• Home
  • How We Work
  • Where We Work
  • News Room
  • About Us
  • My Nature Page

Katrina Emergency Tax Relief Act of 2005


Recently, President Bush signed the Katrina Emergency Tax Relief Act of 2005 (KETRA). This federal tax credit offers a unique window of opportunity for individuals planning to make charitable gifts before the end of this year.

KETRA Highlights:

  • Temporary Suspension on Deduction Limitations for Cash Gifts

    You may deduct up to 100% of your adjusted gross income for cash contributions made between August 28 and December 31, 2005 (normally your deduction is limited to 50%).

Example: Mr. and Mrs. Taylor will have an adjusted gross income this year of $100,000. They also have a CD maturing worth $200,000 and they want to make a large gift this year. They decide to contribute $100,000 to the The Nature Conservancy. Under the new Katrina tax Act, they are able to deduct the full $100,000.

  • These same outright gifts of cash also are exempt from the three-percent reduction in itemized deductions for individuals with an adjusted gross income over $145,950.
  • All cash contributions to qualified charities may be deducted – not just contributions for Hurricane Katrina tax relief. These Katrina tax cut incentives apply to gifts to The Nature Conservancy as one of the “qualified charities” described in the legislation. Cash contributions include checks and credit card gifts.

Gifts with Normal Limitations:

  • Non-cash gifts including securities, real estate and personal property.
  • Gifts to donor advised funds, supporting organizations and private foundations.

Giving Ideas:

  • This may be an excellent time to fulfill an outstanding pledge.
  • If there are other financial reasons to sell appreciated securities before the end of the calendar year, you might gift all or a portion of the cash proceeds, and use the Katrina charitable deduction to off-set the capital gains tax.
  • If you have any stock losses, you may want to consider selling the stock, deducting the losses to the extent allowed, and gifting the cash proceeds.
  • If you have excess funds in an IRA, it may be a good time to withdrawal funds from an individual retirement account, make a cash contribution and use the deduction to off-set most, if not all, of the owed income tax.

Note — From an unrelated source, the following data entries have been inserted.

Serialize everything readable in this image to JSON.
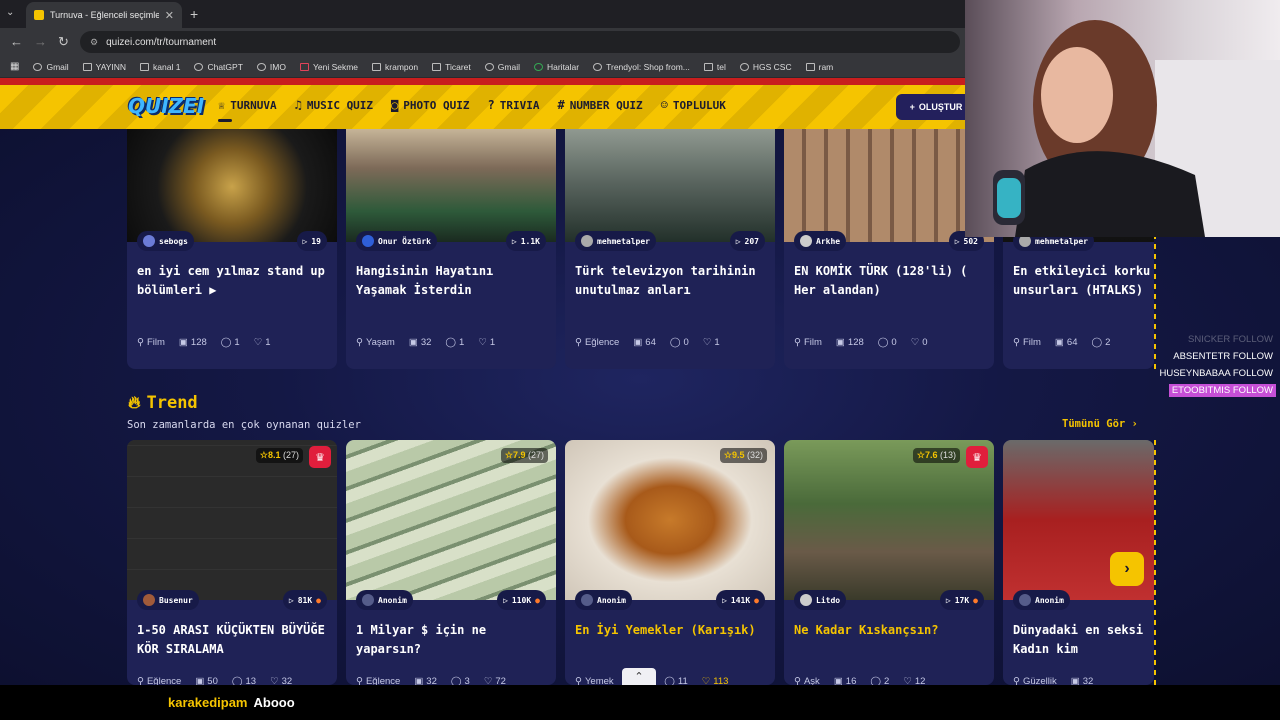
{
  "browser": {
    "tab_title": "Turnuva - Eğlenceli seçimler yap",
    "url": "quizei.com/tr/tournament",
    "bookmarks": [
      "Gmail",
      "YAYINN",
      "kanal 1",
      "ChatGPT",
      "IMO",
      "Yeni Sekme",
      "krampon",
      "Ticaret",
      "Gmail",
      "Haritalar",
      "Trendyol: Shop from...",
      "tel",
      "HGS CSC",
      "ram"
    ]
  },
  "site": {
    "logo": "QUIZEI",
    "nav": [
      "TURNUVA",
      "MUSIC QUIZ",
      "PHOTO QUIZ",
      "TRIVIA",
      "NUMBER QUIZ",
      "TOPLULUK"
    ],
    "create_label": "OLUŞTUR"
  },
  "top_cards": [
    {
      "author": "sebogs",
      "plays": "19",
      "title": "en iyi cem yılmaz stand up bölümleri ▶",
      "category": "Film",
      "count": "128",
      "comments": "1",
      "likes": "1"
    },
    {
      "author": "Onur Öztürk",
      "plays": "1.1K",
      "title": "Hangisinin Hayatını Yaşamak İsterdin",
      "category": "Yaşam",
      "count": "32",
      "comments": "1",
      "likes": "1"
    },
    {
      "author": "mehmetalper",
      "plays": "207",
      "title": "Türk televizyon tarihinin unutulmaz anları",
      "category": "Eğlence",
      "count": "64",
      "comments": "0",
      "likes": "1"
    },
    {
      "author": "Arkhe",
      "plays": "502",
      "title": "EN KOMİK TÜRK (128'li) ( Her alandan)",
      "category": "Film",
      "count": "128",
      "comments": "0",
      "likes": "0"
    },
    {
      "author": "mehmetalper",
      "plays": "",
      "title": "En etkileyici korku filmi unsurları (HTALKS)",
      "category": "Film",
      "count": "64",
      "comments": "2",
      "likes": ""
    }
  ],
  "trend": {
    "title": "Trend",
    "subtitle": "Son zamanlarda en çok oynanan quizler",
    "see_all": "Tümünü Gör ›",
    "cards": [
      {
        "rating": "8.1",
        "votes": "(27)",
        "author": "Busenur",
        "plays": "81K",
        "title": "1-50 ARASI KÜÇÜKTEN BÜYÜĞE KÖR SIRALAMA",
        "category": "Eğlence",
        "count": "50",
        "comments": "13",
        "likes": "32"
      },
      {
        "rating": "7.9",
        "votes": "(27)",
        "author": "Anonim",
        "plays": "110K",
        "title": "1 Milyar $ için ne yaparsın?",
        "category": "Eğlence",
        "count": "32",
        "comments": "3",
        "likes": "72"
      },
      {
        "rating": "9.5",
        "votes": "(32)",
        "author": "Anonim",
        "plays": "141K",
        "title": "En İyi Yemekler (Karışık)",
        "category": "Yemek",
        "count": "64",
        "comments": "11",
        "likes": "113"
      },
      {
        "rating": "7.6",
        "votes": "(13)",
        "author": "Litdo",
        "plays": "17K",
        "title": "Ne Kadar Kıskançsın?",
        "category": "Aşk",
        "count": "16",
        "comments": "2",
        "likes": "12"
      },
      {
        "rating": "",
        "votes": "",
        "author": "Anonim",
        "plays": "",
        "title": "Dünyadaki en seksi Kadın kim",
        "category": "Güzellik",
        "count": "32",
        "comments": "",
        "likes": ""
      }
    ]
  },
  "stream": {
    "follows": [
      "SNICKER FOLLOW",
      "ABSENTETR FOLLOW",
      "HUSEYNBABAA FOLLOW",
      "ETOOBITMIS FOLLOW"
    ],
    "chat_user": "karakedipam",
    "chat_msg": "Abooo"
  }
}
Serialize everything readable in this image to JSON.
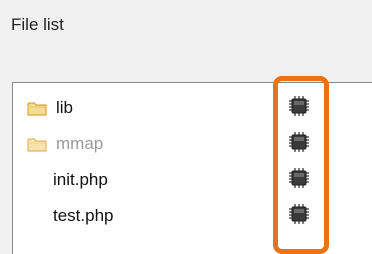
{
  "panel": {
    "title": "File list"
  },
  "files": [
    {
      "name": "lib",
      "type": "folder",
      "dimmed": false,
      "icon": "folder-icon",
      "action_icon": "chip-icon"
    },
    {
      "name": "mmap",
      "type": "folder",
      "dimmed": true,
      "icon": "folder-icon",
      "action_icon": "chip-icon"
    },
    {
      "name": "init.php",
      "type": "file",
      "dimmed": false,
      "icon": "",
      "action_icon": "chip-icon"
    },
    {
      "name": "test.php",
      "type": "file",
      "dimmed": false,
      "icon": "",
      "action_icon": "chip-icon"
    }
  ],
  "colors": {
    "highlight": "#e8731a",
    "folder": "#f3d58a",
    "chip": "#3a3a3a"
  }
}
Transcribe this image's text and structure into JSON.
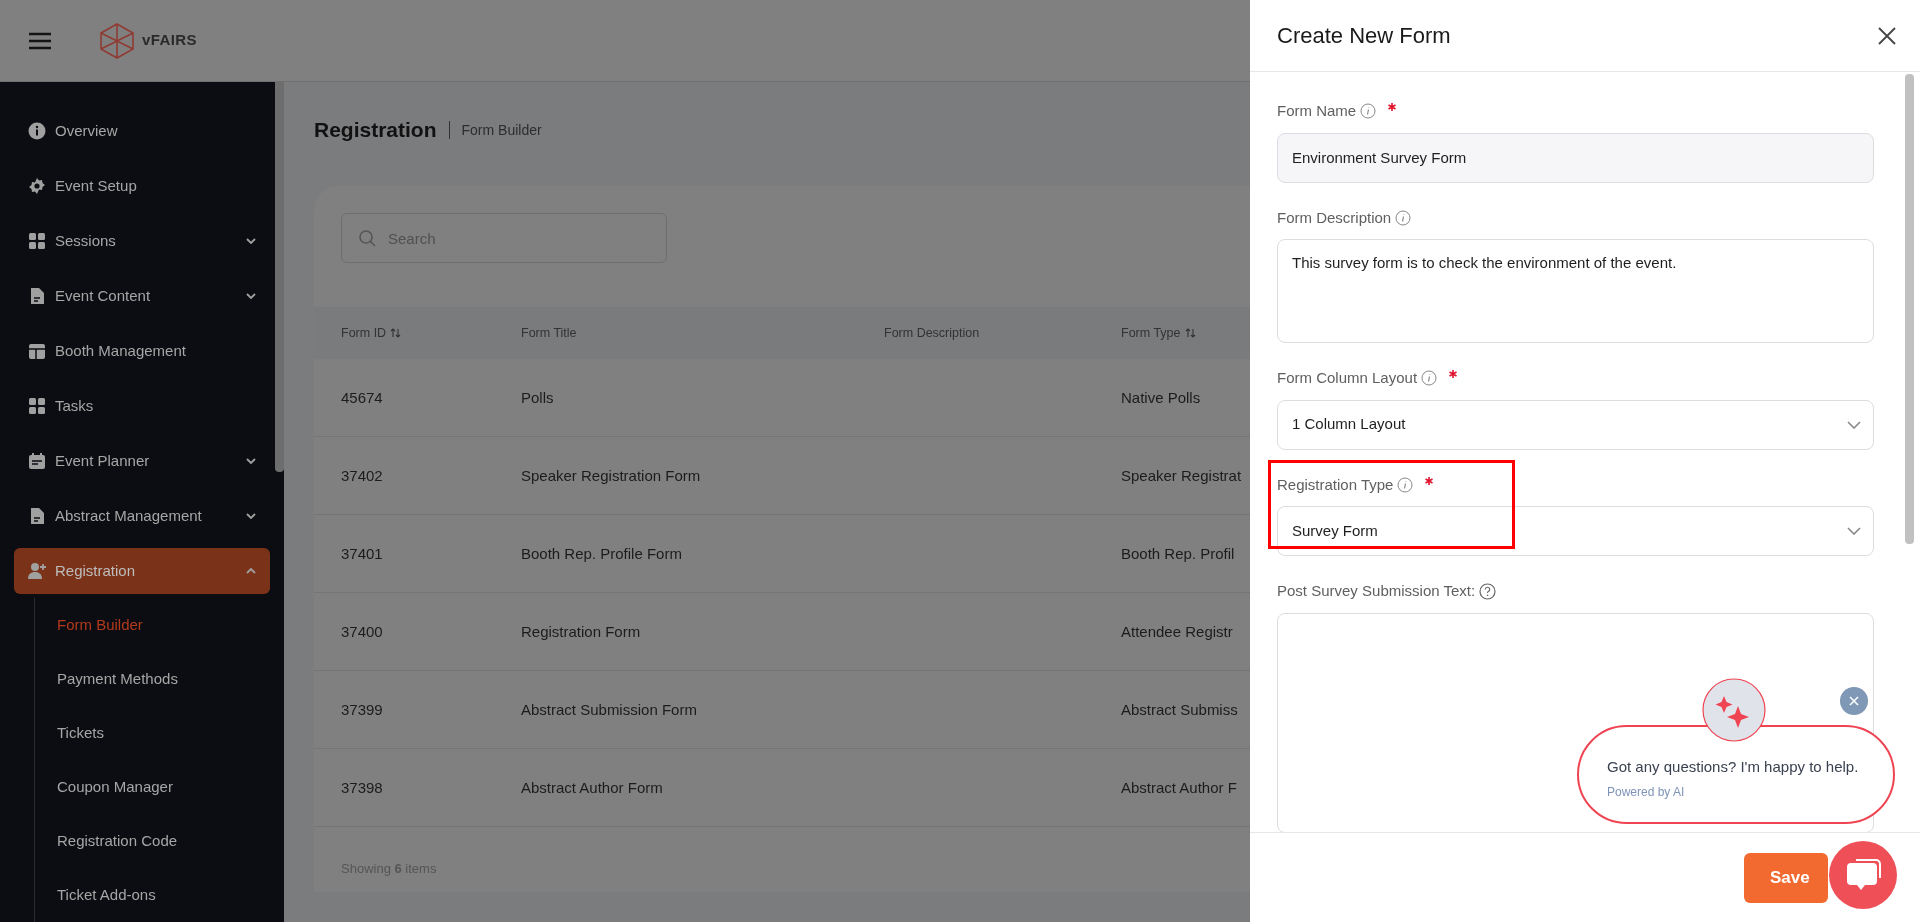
{
  "header": {
    "logo": "vFAIRS"
  },
  "sidebar": {
    "items": [
      {
        "label": "Overview",
        "selected": false
      },
      {
        "label": "Event Setup",
        "selected": false
      },
      {
        "label": "Sessions",
        "expanded": false,
        "selected": false
      },
      {
        "label": "Event Content",
        "expanded": false,
        "selected": false
      },
      {
        "label": "Booth Management",
        "selected": false
      },
      {
        "label": "Tasks",
        "selected": false
      },
      {
        "label": "Event Planner",
        "expanded": false,
        "selected": false
      },
      {
        "label": "Abstract Management",
        "expanded": false,
        "selected": false
      },
      {
        "label": "Registration",
        "expanded": true,
        "selected": true,
        "children": [
          {
            "label": "Form Builder",
            "selected": true
          },
          {
            "label": "Payment Methods",
            "selected": false
          },
          {
            "label": "Tickets",
            "selected": false
          },
          {
            "label": "Coupon Manager",
            "selected": false
          },
          {
            "label": "Registration Code",
            "selected": false
          },
          {
            "label": "Ticket Add-ons",
            "selected": false
          }
        ]
      }
    ]
  },
  "page": {
    "title": "Registration",
    "breadcrumb": "Form Builder"
  },
  "search": {
    "placeholder": "Search"
  },
  "table": {
    "columns": [
      {
        "label": "Form ID",
        "sortable": true
      },
      {
        "label": "Form Title"
      },
      {
        "label": "Form Description"
      },
      {
        "label": "Form Type",
        "sortable": true
      }
    ],
    "rows": [
      [
        "45674",
        "Polls",
        "",
        "Native Polls"
      ],
      [
        "37402",
        "Speaker Registration Form",
        "",
        "Speaker Registrat"
      ],
      [
        "37401",
        "Booth Rep. Profile Form",
        "",
        "Booth Rep. Profil"
      ],
      [
        "37400",
        "Registration Form",
        "",
        "Attendee Registr"
      ],
      [
        "37399",
        "Abstract Submission Form",
        "",
        "Abstract Submiss"
      ],
      [
        "37398",
        "Abstract Author Form",
        "",
        "Abstract Author F"
      ]
    ],
    "footer": "Showing **6** items"
  },
  "drawer": {
    "title": "Create New Form",
    "fields": [
      {
        "kind": "text",
        "label": "Form Name",
        "required": true,
        "highlighted": false,
        "value": "Environment Survey Form"
      },
      {
        "kind": "textarea",
        "label": "Form Description",
        "highlighted": false,
        "value": "This survey form is to check the environment of the event."
      },
      {
        "kind": "select",
        "label": "Form Column Layout",
        "required": true,
        "highlighted": false,
        "value": "1 Column Layout"
      },
      {
        "kind": "select",
        "label": "Registration Type",
        "required": true,
        "highlighted": true,
        "value": "Survey Form"
      },
      {
        "kind": "editor",
        "label": "Post Survey Submission Text:",
        "highlighted": false
      }
    ],
    "save_button": "Save"
  },
  "chat": {
    "message": "Got any questions? I'm happy to help.",
    "powered_by": "Powered by AI"
  }
}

Example: Mrs. Smith, age 72, is retired and will have an income this year of $50,000. She also has an IRA worth $800,000. Wanting to make a large gift this year she withdraws $75,000 from her IRA and donates it to The Nature Conservancy. The withdrawal brings her income to $125,000, but with the new Katrina tax relief Act, she is able to deduct the full $75,000. Her income for tax purposes is then reduced to the original $50,000.

* Donors whose adjusted gross income will exceed $145,950 with the IRA withdrawal will have a 3% reduction of other itemized deductions to the extent that their IRA withdrawal makes their adjusted gross income exceed $145,950.

As with any charitable gift we strongly encourage you to consult with your financial advisor prior to making a donation. This information is not intended to be tax or legal advice.